We each had three children. Our middle child, Lisa, and their oldest child, Lauren, though a year apart in school, became good friends and playmates. Their middle child, Jenny, was a classmate of our youngest child, Robert. We the parents used to watch them huddled in conversation on the wall in front of the Richman house talking about we knew not what! Harold sometimes said that if Jenny and Robert got married, we could build a house for them in the empty lot he owned behind his house. When Jenny married Jeff Toder, Seymour said to her in the wedding receiving line: “Does this mean you’re not going to marry Robert?”

All our children attended Beth Israel Religious School through Confirmation. The boys were Bar Mitzvah there and the girls would have become Bat Mitzvah if that had been an option in their years. Lauren and Jenny were married at Beth Israel under a chuppah that Harold had had built at the time of Lauren’s wedding and then donated to the synagogue. (Chuppot had not been used before then at TBI weddings.)

Jonathan, the youngest Richman child, was a freshman at Brown Univ. when Rob was a senior. Lauren and Jenny both did college programs in Israel where they met up with Lisa. Now all our children have scattered, except our oldest, David, who remains in Connecticut; Lisa to Israel, Robert to San Francisco, Jenny to Los Angeles, Lauren to  Boston and Jonathan to North Carolina. In recent years we have managed to have all of them, with their spouses and children, arrive at Kirkwood Road during the same week in August. The 10 grandchildren intermingle at games, and on one night we have a grand cookout, usually at the Richmans because their back lot, still devoid of another house, serves as field for the intergenerational softball game. During that week in August, both houses, now largely empty for most of the year, are overcrowded!

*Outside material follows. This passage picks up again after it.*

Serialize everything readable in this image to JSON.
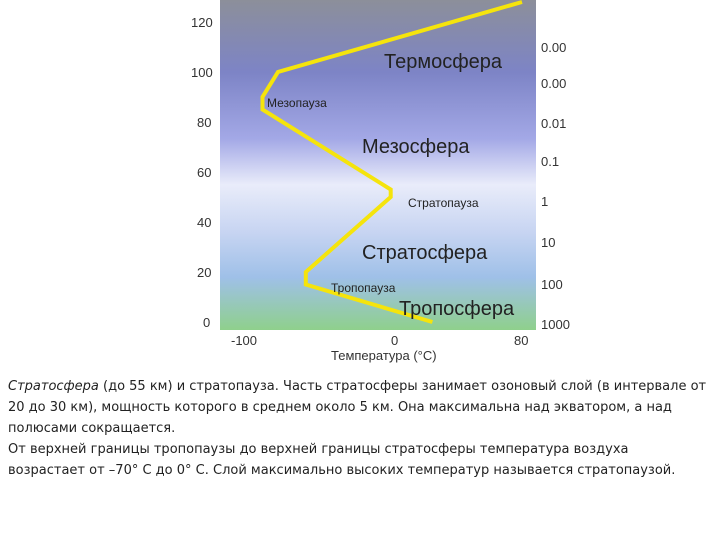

Through the years we have shared joys and sorrows, dinners, carpools and house watching. We have always appreciated the beautiful landscaping that each home presents to the other. We have mutual interests that bring us together (without “cooking in one another’s pots”) and diverse interests that take us into other circles. In these 35 years we have been to each other the best of neighbors and more: a caring, loving family.